Target Credit Card Data Was Sent To a Server In Russia

angry tapir writes "The stolen credit card numbers of millions of Target shoppers took an international trip — to Russia. A peek inside the malicious software that infected Target's POS (point-of-sale) terminals is revealing more detail about the methods of the attackers as security researchers investigate one of the most devastating data breaches in history. Findings from two security companies show the attackers breached Target's network and stayed undetected for more than two weeks. Over two weeks, the malware collected 11GB of data from Target's POS terminals. The data was first quietly moved to another server on Target's network and then transmitted in chunks to a U.S.-based server that the attackers had hijacked. Logs from that compromised server show the data was moved again to a server based in Russia starting on Dec. 2." A related article at Wired points out that Target suffered a similar breach in 2005, and apparently didn't learn its lesson.

Re:in soviet russia

[bradgoodman]

I only checked the posts here to read the impending "In Soviet Russia..." jokes.

Re: POS

[jythie]

It is also possible that their underwriters could claim that Target did not take due diligence in protecting its network and thus a full payout is not warranted. Insurance companies do not like being treated like a blank check to not take precautions.

Re: POS

[mythosaz]

Doesn't appear that way to me..

The actual report on the software installed on the agent makes it pretty clear that the information was being gathered locally and forwarded internally to a collection point before being sent to Russia, like I suggested in previous threads:

http://krebsonsecurity.com/wp-content/uploads/2014/01/POSWDS-ThreatExpert-Report.pdf [krebsonsecurity.com]

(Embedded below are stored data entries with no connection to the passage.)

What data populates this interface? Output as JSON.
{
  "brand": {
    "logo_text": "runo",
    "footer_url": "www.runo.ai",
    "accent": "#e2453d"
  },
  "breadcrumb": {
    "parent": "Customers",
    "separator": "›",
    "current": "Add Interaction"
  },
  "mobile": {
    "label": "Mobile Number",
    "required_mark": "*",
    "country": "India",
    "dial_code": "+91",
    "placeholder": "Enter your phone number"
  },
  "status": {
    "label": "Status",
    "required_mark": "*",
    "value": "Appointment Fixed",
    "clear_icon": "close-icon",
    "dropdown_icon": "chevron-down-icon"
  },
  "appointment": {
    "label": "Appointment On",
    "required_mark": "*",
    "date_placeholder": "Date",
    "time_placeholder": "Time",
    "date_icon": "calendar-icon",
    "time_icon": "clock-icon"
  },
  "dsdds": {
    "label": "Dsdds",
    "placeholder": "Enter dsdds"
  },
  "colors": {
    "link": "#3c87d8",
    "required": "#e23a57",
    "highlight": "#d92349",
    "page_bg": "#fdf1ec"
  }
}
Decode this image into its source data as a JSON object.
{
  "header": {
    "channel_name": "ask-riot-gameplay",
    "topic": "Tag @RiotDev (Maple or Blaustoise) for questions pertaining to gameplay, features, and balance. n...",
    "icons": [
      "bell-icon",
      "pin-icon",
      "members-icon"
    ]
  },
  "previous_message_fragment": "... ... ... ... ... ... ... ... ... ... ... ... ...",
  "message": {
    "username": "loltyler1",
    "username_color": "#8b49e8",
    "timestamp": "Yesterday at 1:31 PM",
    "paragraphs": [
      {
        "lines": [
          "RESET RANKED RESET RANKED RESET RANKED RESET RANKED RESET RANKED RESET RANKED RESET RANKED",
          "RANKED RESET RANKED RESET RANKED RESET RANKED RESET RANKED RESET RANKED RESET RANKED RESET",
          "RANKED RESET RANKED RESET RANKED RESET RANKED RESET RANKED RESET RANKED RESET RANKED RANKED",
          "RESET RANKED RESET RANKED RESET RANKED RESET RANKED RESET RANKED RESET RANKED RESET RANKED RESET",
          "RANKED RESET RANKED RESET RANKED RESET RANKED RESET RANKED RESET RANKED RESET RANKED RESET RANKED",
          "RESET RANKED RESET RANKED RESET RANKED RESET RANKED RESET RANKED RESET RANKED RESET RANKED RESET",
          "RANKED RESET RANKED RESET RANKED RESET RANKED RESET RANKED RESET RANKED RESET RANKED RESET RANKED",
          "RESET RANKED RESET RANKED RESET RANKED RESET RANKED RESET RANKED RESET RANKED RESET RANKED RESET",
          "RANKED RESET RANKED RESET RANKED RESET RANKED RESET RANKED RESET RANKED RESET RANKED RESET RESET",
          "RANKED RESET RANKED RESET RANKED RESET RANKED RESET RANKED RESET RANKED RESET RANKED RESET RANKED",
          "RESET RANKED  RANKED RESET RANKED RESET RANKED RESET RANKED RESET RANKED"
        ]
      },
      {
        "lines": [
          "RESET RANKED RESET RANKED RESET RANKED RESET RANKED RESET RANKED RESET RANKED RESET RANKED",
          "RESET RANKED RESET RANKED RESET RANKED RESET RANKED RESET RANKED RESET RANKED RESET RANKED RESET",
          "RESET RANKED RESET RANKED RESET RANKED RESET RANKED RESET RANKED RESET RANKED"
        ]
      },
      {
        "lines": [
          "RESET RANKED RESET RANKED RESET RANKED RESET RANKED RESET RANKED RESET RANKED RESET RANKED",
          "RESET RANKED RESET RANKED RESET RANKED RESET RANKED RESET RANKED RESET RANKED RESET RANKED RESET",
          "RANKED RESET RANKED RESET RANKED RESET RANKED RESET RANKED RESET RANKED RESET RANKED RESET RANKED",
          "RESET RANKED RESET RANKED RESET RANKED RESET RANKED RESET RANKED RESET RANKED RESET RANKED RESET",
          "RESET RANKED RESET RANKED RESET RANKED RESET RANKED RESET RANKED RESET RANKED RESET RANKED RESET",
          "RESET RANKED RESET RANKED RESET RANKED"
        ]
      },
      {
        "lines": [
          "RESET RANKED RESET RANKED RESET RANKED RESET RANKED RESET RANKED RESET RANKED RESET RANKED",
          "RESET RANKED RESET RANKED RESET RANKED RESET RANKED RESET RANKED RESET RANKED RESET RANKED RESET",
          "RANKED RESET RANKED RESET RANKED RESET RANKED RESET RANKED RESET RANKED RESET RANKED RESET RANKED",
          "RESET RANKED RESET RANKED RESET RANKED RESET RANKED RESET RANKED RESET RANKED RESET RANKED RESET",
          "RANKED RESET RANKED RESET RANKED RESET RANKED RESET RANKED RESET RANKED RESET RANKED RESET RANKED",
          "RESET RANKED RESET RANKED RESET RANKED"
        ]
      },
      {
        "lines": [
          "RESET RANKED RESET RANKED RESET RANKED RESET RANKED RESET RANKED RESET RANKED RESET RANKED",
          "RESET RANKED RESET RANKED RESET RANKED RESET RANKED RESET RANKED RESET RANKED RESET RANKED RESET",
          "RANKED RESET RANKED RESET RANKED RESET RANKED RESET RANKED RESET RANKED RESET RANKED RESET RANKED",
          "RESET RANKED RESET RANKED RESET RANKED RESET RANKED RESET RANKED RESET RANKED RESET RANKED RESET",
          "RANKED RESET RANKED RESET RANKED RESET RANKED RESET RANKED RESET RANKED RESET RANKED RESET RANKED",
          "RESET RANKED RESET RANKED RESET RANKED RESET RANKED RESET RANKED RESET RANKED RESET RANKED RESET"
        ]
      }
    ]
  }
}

The point of sale machines try to make a connection to \\10.116.240.31\c$\WINDOWS\twain_32 -- an obvious store-and-forward point on the network for exporting the card data otuside of Target. Hackers compromised this box, likely named ttcopscli3acs, since the credentials passed to 10.116.240.31 were ttcopscli3acs\Best1_user with a password of BackupU$r.

It also made port 80 requests to 10.116.240.31 -- the server the hackers "owned" inside of Target.

The rest of the breakdown only details the registry changes that happen when you install a service -- which was the install vector. There isn't a discussion of how the skimming/scanning/card-stealing software was distributed, but...

IT WAS OBVIOUS THEY WERE ALREADY INSIDE THE NETWORK - they (p)owned servers - so it's a reasonable guess that they just deployed the software without needing any hole on the workstations.

The twain_32 folder is one of those things that casual inspection would overlook - and obviously did.

Re:It largely doesn't matter

[Solandri]

b) If a consumer gets hit by a fraudulent cc charge, they don't eat the charge. They call their cc issuer and the issuer eats the charge. That is in part what your double digit interest rate is paying for.

Fraudulent credit card charges are paid for by the merchant who sold the goods to the fraudster. When you contest a charge, the credit card issuer does a chargeback and reverses the charges on the merchant who made that transaction. The merchant then has to try to prove the charge is legit (e.g. produce a signed receipt whose signature matches the cardholder's), or he is out both the merchandise and the money. The issuer pays nothing for fraud, except for small transactions where they may decide to credit the cardholder without reversing the charges on the merchant (the charge is deemed too small and not worth the expense of investigating).

Your double-digit interest rate pays for other credit card holders who default on their bills. And to line the pockets of the credit card issuer.